Urlop na żądanie – do 4 dni w roku, ale taką potrzebę pracownik będzie musiał zgłosić pracodawcy najpóźniej 24 godziny przed wzięciem dnia wolnego. Obecnie większość pracowników taką potrzebę zgłasza tuż przed rozpoczęciem pracy.
Dobra zmiana.
Według proponowanego rozwiązania powinien być utrzymany dotychczasowy czas pracy. Pięć dni w tygodniu, dniówka osiem godzin i 40 godzin w sumie tygodniowo. Praca ponad ten wymiar czyli praca w godzinach nadliczbowych będzie wyceniana, ale należności nie będą co miesiąc wypłacane pracownikowi, który przepracował czas ponad normę, ale będą księgowane na specjalnym koncie. Pracodawca będzie mógł wypłacić pieniądze za nadgodziny pracownikowi w kilku przypadkach Na przykład wysyłając go na bezpłatny (formalnie) urlop gdy np. spadnie zamówienie na produkty firmy. W takiej sytuacja także mógłby obniżyć mu wymiar czasu pracy, np. do czterech godzin dziennie albo co drugi dzień. Za ten czas nieprzepracowany zaś wypłacałby pieniądze z konta za godziny nadliczbowe.

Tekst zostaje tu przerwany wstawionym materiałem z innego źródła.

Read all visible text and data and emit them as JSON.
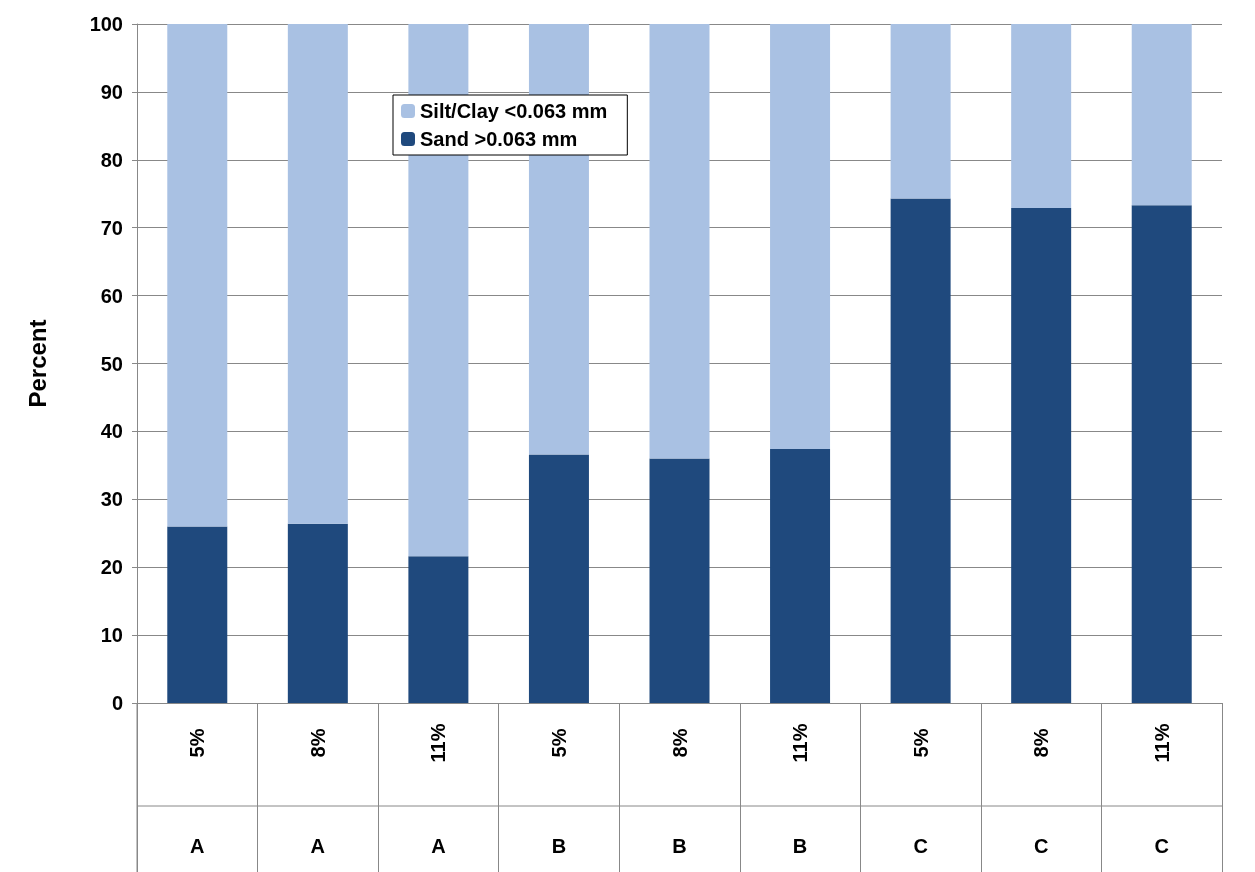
{
  "chart_data": {
    "type": "bar",
    "ylabel": "Percent",
    "stacked": true,
    "categories": [
      "5%",
      "8%",
      "11%",
      "5%",
      "8%",
      "11%",
      "5%",
      "8%",
      "11%"
    ],
    "annotations": [
      "A",
      "A",
      "A",
      "B",
      "B",
      "B",
      "C",
      "C",
      "C"
    ],
    "series": [
      {
        "name": "Sand >0.063 mm",
        "color": "#1f497d",
        "values": [
          26,
          26.4,
          21.6,
          36.6,
          36,
          37.4,
          74.3,
          72.9,
          73.3
        ]
      },
      {
        "name": "Silt/Clay <0.063 mm",
        "color": "#a9c1e3",
        "values": [
          74,
          73.6,
          78.4,
          63.4,
          64,
          62.6,
          25.7,
          27.1,
          26.7
        ]
      }
    ],
    "ylim": [
      0,
      100
    ],
    "yticks": [
      0,
      10,
      20,
      30,
      40,
      50,
      60,
      70,
      80,
      90,
      100
    ],
    "grid": "y",
    "legend": "top"
  }
}
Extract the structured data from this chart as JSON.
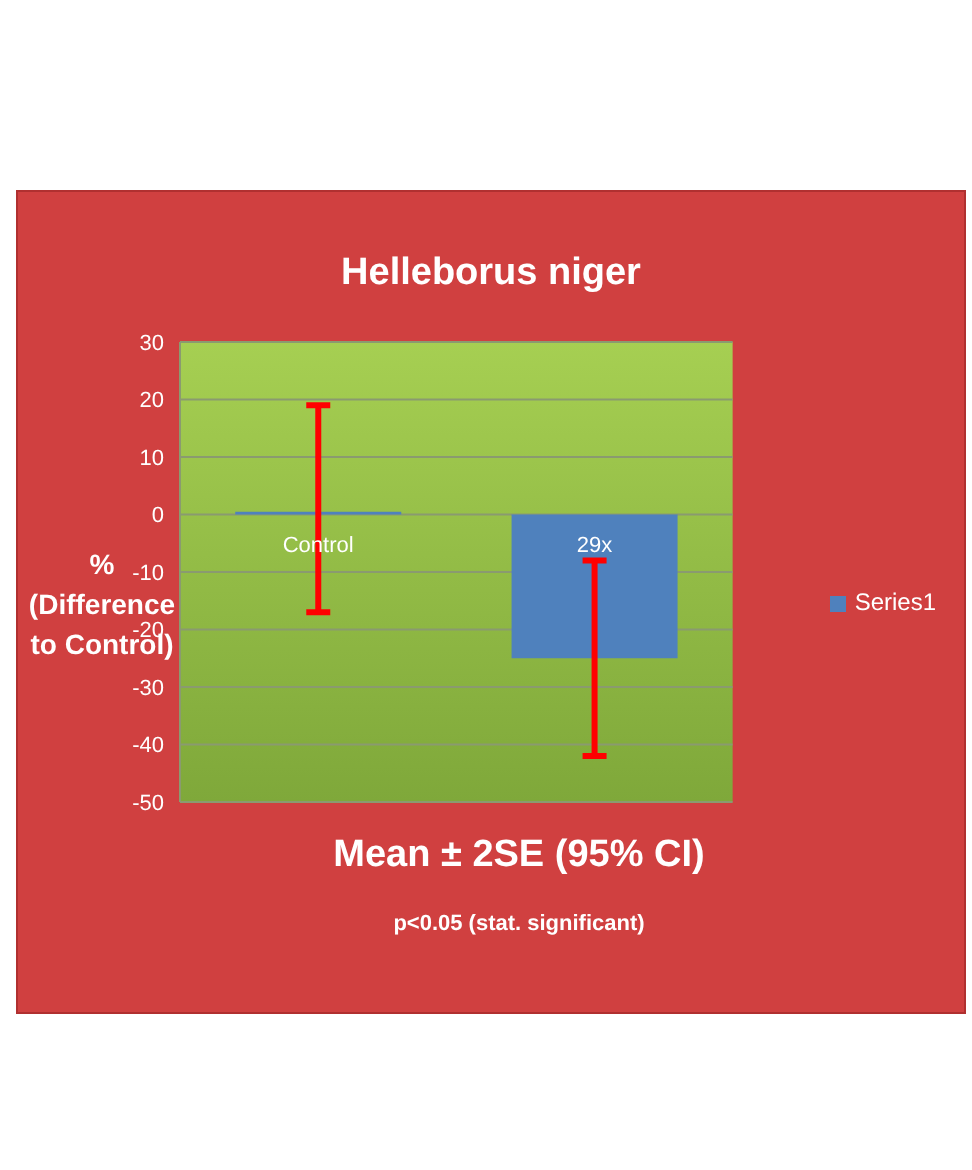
{
  "chart_data": {
    "type": "bar",
    "title": "Helleborus niger",
    "xlabel": "Mean ± 2SE  (95% CI)",
    "ylabel": "% (Difference to Control)",
    "annotations": [
      "p<0.05 (stat. significant)"
    ],
    "categories": [
      "Control",
      "29x"
    ],
    "series": [
      {
        "name": "Series1",
        "color": "#4f81bd",
        "values": [
          0.5,
          -25
        ],
        "errors": [
          [
            -17,
            19
          ],
          [
            -42,
            -8
          ]
        ]
      }
    ],
    "ylim": [
      -50,
      30
    ],
    "yticks": [
      -50,
      -40,
      -30,
      -20,
      -10,
      0,
      10,
      20,
      30
    ],
    "grid": "y",
    "legend": "right"
  }
}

A co jeśli rano obudzę się grypą żołądkową, nie dostane wolnego bo nie zgłosiłem tego na 24h? nie wiedziałem, że zachoruję...
Jak zachorujesz z rana to idziesz do lekarza i na zwolnienie.
Tylko lekarz ratuje.
A co jeśli firma działa, nie ma bezpłatnych urlopów, zamówienie na produkty nie spada, nie ma możliwości pracowac po 4 godziny lub przychodzić co drugi dzień?
"Dobra zmiana" kombinuje przy wszystkim, ale żeby to było z korzyścią dla pracownika to nie zawsze.
Ku chwale .... to ja zapierdzielał po godzinach nie mam zamiaru. No chyba, że się będzie paliło to mogę pomóc. Dzięki PIS za taką dobrą zmianę.
Oj PIS chyba po wyborach nie podskoczy za wysoko z tymi pomysłami bo ludzie mają dość ograniczeń glupich i wydawania naszych pieniędzy tym ,ktorym się nie chce pracować
Z ogłoszeniem wszystkich zmian czekaja do grudnia. Będzie juz po wyborach. Teraz nie chcą rozwścieczać ludzi. Oj chyba najemy się tej władzy i tych zmian. Zmiany jeszcze będą odnośnie L4 i kobiet w ciąży.
Proszę nie używać nicka, który dotyczy innego wątku. Tak ciężko wymyślić własny?
Dość! A z jakiej racji młody dopiero pójdzie do pracy i ma tyle samo urlopu po roku jak ten z 20-30-40 letnim stażem pracy.
Bo to dobra zmiana. Jak może mi przepaść urlop, którego nie mogę wykorzystać? Ciekawe co zmienią w L4? Pewnie chodzi aby ludzi do cna wyeksplotować żeby nie dożyli emerytury. Kasa zostanie na rozdawanie.
Zamiast dać pieniądze na szpitale,szkoły,dotacje do żłobków,przedszkoli to te pis rozdaje księżom i leniom
Pierdoły piszesz gościu 14:39 ? Widać że masz zryty beret a PIS i tak ma poparcie i wygra kolejne wybory. Twoje wpisy tego nie zmienią.
500+ będą głosować na PiS a reszta nie proste. Kwestia której grupy będzie wiecej
Większość normalnych ludzi zagłosuje na PIS. Nie tylko Ci co pobierają świadczenie na dzieci. Emeryci, którzy mogli przejść na emeryturę w wieku 65 lat również na PIS zagłosują. Ci, którym już blisko do tego wieku też nie będą ryzykować że coś się zmieni. PIS wygra na pewno bo lepszej alternatywy po prostu nie ma. Opozycja nie posiada żadnego sensownego programu, po co więc ryzykować ?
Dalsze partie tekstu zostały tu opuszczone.